$f:Df \rightarrow R, \forall x\in Df x<a, a\in D'f, Df \subset R, f$ - monotonic. Then
$1) \exists \lim_{x \to a }f(x)$
2) $f - increasing \Rightarrow lim_{x \to a}f(x)=sup<f(x)|x \in Df>$
3)$f - decreasing \Rightarrow lim_{x \to a}f(x)=inf<f(x)|x\in Df>$
Case when f - increasing, $supRf \in R, a\in R, x<a$.

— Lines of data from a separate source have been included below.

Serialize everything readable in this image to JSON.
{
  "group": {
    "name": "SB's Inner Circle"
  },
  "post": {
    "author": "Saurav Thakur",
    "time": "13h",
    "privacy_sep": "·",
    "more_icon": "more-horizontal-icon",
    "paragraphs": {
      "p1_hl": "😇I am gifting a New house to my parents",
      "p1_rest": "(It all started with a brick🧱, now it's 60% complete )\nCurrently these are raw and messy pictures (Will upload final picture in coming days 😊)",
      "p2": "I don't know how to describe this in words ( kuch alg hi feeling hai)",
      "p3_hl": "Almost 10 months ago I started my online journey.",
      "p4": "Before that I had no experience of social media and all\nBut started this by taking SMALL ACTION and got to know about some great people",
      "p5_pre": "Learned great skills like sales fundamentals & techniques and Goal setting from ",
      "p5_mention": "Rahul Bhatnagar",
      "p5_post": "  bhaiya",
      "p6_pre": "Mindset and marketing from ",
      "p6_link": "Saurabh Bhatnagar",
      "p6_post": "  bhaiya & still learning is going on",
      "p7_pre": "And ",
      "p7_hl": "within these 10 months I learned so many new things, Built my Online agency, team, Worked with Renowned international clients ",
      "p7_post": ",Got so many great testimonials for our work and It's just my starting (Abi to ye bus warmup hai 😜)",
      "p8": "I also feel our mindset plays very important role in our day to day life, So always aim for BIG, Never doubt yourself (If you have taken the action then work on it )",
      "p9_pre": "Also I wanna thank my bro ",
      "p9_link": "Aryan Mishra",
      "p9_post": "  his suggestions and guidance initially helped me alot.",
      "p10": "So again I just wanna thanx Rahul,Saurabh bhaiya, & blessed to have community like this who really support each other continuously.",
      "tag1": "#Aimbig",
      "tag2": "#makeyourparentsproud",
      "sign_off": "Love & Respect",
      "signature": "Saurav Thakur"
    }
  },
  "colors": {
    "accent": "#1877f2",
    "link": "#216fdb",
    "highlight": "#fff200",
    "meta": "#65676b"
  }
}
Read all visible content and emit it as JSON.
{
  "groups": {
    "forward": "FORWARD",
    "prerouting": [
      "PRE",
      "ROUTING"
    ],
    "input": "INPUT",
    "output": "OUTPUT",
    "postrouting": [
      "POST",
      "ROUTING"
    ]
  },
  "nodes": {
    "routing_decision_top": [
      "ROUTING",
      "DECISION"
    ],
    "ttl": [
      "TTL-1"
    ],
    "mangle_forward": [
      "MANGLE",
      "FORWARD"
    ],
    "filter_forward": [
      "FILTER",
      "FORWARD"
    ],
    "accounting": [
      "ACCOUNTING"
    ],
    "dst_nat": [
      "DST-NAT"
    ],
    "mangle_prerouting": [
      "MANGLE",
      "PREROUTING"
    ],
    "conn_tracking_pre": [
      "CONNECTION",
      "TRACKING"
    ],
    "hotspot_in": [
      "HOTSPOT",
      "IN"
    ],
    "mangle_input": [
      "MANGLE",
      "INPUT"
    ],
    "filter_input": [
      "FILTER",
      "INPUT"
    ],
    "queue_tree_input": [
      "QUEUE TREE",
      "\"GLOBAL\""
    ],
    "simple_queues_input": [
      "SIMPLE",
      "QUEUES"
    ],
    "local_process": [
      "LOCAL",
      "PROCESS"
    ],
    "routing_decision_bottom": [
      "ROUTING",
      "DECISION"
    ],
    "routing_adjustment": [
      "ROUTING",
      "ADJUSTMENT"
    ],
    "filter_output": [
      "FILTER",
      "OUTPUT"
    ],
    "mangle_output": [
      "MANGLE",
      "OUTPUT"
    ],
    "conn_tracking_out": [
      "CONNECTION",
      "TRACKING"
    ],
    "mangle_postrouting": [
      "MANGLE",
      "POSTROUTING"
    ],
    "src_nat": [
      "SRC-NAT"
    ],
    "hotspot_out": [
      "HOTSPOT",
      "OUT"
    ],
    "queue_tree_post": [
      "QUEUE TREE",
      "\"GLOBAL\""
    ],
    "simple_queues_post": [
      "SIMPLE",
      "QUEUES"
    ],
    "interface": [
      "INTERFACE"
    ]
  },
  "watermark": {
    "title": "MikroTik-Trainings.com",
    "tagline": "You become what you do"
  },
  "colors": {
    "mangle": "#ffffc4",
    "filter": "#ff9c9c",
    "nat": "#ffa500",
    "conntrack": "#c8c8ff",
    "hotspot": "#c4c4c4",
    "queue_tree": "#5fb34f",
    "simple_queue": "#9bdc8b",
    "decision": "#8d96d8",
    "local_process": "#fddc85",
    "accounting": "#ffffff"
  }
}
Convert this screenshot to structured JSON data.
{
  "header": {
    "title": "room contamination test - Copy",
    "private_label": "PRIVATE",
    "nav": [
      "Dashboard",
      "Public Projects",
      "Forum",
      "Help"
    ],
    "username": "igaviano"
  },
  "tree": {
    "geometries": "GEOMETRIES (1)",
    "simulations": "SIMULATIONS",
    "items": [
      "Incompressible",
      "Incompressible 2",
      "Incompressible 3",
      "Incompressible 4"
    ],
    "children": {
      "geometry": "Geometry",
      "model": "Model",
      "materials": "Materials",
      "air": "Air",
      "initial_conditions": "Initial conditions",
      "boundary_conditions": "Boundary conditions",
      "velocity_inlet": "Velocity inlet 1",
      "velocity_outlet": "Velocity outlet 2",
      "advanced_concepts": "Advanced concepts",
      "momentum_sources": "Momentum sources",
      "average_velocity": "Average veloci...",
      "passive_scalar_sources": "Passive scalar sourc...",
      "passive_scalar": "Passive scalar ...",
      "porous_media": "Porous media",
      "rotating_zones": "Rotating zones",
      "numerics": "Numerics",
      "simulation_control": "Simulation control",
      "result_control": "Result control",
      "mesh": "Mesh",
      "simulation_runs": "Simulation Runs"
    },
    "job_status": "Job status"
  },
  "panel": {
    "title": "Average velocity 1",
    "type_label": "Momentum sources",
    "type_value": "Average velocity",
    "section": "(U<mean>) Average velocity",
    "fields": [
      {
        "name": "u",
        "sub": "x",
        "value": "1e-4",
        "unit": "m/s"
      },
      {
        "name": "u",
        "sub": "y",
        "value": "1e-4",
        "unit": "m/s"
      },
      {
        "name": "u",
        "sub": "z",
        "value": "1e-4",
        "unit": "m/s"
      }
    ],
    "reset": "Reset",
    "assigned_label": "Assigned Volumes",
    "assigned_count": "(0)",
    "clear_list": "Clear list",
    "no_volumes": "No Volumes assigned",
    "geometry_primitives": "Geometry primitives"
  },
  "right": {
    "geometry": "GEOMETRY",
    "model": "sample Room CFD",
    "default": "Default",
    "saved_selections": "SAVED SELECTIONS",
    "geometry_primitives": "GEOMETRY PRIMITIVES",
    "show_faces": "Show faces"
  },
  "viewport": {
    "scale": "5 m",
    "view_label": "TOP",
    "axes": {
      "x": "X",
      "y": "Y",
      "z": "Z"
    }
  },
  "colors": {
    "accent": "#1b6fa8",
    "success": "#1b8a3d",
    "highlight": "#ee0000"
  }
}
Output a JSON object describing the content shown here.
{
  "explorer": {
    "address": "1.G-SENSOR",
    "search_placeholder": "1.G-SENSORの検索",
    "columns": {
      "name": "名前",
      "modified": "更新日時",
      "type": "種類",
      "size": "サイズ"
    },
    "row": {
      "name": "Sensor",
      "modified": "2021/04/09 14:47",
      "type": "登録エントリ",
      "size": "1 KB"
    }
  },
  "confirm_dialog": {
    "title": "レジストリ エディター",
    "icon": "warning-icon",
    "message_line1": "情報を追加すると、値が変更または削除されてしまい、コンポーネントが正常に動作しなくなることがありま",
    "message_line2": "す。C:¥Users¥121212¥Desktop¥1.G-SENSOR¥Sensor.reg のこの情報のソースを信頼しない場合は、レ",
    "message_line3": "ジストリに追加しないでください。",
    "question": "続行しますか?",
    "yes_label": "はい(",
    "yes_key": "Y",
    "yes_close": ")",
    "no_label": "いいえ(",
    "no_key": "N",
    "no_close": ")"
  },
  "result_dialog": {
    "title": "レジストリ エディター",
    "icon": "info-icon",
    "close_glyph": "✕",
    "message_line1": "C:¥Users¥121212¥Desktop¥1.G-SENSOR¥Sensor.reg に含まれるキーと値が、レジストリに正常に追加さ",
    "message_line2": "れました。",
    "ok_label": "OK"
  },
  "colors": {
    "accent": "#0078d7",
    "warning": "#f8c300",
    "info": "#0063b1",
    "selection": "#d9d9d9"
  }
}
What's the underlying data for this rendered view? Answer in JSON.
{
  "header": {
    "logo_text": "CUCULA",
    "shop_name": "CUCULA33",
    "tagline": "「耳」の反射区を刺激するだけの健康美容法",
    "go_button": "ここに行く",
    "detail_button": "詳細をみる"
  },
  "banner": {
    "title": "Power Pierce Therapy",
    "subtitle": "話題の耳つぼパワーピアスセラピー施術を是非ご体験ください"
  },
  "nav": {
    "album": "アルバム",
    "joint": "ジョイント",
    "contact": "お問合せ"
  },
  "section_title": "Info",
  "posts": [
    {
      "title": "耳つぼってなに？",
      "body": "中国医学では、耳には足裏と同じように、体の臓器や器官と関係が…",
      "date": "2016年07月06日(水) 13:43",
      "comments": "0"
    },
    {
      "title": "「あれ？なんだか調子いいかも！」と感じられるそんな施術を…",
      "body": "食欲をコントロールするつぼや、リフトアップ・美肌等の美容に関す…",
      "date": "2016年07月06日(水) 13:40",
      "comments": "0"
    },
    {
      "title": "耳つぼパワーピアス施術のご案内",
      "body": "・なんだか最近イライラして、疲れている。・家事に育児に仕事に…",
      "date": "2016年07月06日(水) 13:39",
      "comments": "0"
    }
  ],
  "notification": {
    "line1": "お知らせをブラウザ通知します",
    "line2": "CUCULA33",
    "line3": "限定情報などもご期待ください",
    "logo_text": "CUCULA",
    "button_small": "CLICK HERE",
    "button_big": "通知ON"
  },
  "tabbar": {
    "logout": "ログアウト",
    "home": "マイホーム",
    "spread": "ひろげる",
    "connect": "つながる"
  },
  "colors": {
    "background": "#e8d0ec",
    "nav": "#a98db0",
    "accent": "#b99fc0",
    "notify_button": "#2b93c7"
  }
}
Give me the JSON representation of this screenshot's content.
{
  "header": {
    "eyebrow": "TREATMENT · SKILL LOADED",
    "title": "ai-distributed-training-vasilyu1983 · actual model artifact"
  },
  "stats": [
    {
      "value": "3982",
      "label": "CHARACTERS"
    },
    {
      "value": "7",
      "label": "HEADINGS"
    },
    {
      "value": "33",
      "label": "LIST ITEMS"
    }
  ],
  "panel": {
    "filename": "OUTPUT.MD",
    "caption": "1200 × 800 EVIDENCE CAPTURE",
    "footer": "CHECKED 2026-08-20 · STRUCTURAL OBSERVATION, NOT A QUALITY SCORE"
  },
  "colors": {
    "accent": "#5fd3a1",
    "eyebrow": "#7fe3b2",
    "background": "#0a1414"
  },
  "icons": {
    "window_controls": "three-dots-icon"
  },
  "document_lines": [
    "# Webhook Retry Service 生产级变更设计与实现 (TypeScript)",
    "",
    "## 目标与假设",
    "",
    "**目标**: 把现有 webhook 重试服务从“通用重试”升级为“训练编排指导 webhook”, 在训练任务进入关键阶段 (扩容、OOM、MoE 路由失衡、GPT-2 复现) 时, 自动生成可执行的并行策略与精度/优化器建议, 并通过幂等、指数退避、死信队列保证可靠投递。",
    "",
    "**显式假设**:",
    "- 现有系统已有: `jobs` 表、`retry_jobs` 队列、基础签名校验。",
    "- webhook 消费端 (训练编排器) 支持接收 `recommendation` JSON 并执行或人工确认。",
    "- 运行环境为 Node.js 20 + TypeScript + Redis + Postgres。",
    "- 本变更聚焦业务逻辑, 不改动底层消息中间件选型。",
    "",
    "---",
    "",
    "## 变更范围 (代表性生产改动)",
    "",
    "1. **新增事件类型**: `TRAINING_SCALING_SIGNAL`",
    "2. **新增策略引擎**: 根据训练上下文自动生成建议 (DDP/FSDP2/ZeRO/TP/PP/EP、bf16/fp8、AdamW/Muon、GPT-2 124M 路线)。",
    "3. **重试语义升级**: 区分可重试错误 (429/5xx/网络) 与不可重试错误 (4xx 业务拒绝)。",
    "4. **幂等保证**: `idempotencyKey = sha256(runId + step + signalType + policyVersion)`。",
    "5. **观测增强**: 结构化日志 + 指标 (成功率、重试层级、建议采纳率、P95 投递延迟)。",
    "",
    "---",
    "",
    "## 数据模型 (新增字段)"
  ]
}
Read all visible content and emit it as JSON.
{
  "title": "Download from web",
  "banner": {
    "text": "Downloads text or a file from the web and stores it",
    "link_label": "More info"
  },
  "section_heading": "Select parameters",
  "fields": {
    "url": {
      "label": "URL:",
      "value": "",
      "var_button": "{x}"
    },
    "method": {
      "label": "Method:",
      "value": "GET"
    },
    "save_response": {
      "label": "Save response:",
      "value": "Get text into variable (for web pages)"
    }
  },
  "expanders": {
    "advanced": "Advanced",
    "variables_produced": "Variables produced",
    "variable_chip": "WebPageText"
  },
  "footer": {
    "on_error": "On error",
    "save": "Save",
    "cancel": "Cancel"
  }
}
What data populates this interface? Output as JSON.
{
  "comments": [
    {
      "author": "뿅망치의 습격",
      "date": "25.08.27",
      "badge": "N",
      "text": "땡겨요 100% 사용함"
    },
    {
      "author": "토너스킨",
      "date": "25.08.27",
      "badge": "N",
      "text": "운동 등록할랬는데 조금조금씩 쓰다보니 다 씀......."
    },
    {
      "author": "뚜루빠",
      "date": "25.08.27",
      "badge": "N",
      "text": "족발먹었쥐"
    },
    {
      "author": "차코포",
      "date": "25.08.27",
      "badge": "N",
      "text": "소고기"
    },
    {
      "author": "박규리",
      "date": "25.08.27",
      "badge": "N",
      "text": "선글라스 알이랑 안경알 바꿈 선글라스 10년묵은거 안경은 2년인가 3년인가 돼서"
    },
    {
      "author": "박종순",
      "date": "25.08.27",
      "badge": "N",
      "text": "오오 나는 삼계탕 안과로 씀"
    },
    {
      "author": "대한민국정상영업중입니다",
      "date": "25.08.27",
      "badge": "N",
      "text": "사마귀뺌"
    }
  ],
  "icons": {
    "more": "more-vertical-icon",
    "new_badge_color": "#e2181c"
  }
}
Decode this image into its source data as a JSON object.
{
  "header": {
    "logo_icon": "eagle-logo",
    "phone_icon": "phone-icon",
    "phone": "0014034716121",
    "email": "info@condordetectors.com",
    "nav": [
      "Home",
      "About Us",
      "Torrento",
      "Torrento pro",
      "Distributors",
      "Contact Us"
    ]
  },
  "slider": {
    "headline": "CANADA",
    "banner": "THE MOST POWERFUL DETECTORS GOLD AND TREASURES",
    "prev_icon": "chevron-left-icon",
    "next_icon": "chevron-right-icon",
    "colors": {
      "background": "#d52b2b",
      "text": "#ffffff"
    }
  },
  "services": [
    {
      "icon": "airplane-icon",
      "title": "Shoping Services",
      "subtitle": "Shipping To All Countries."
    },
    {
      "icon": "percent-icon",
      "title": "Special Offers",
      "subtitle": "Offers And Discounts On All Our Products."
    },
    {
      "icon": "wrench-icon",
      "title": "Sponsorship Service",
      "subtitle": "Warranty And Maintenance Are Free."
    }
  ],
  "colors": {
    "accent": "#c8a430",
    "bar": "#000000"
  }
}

Proof: $b:=sup<f(x)|x\in Df>$
$b \in R \Rightarrow \forall x \in Df \ \ f(x)\le b$
Does $lim_{x \to a}f(x)=b?$
Does $\forall \epsilon > 0 \ \ \exists \delta >0: \forall x \in Df x\in (a - \delta; a + \delta) \Rightarrow f(x) \in (b - \epsilon; b+ \epsilon)?$ Because $\forall x\in Df x<a \ \ x\in (a-\delta;a)$ and because $b - sup., f(x)\notin (b;b+\epsilon) $. Does $f(x) \in (b-\epsilon;b)?$ Take a point $x'$. Then if $\epsilon>0$ given $b=sup<f(x)|x\in Df> \ \Rightarrow \exists x'\in Df : f(x')>b-\epsilon $ Then if $x'<x \Rightarrow f(x')\le f(x)$
$x' \in (a-\delta;a)\ \ x'>a-\delta $ then $\delta=a-x'$, t.i., $\delta$ exists.
I don't understand why $x'\in (a-\delta;a)?$ why it is important to note, that if $x'<x \Rightarrow f(x')\le f(x)$, how does it help to prove that $x'\in(a-\delta;a)?$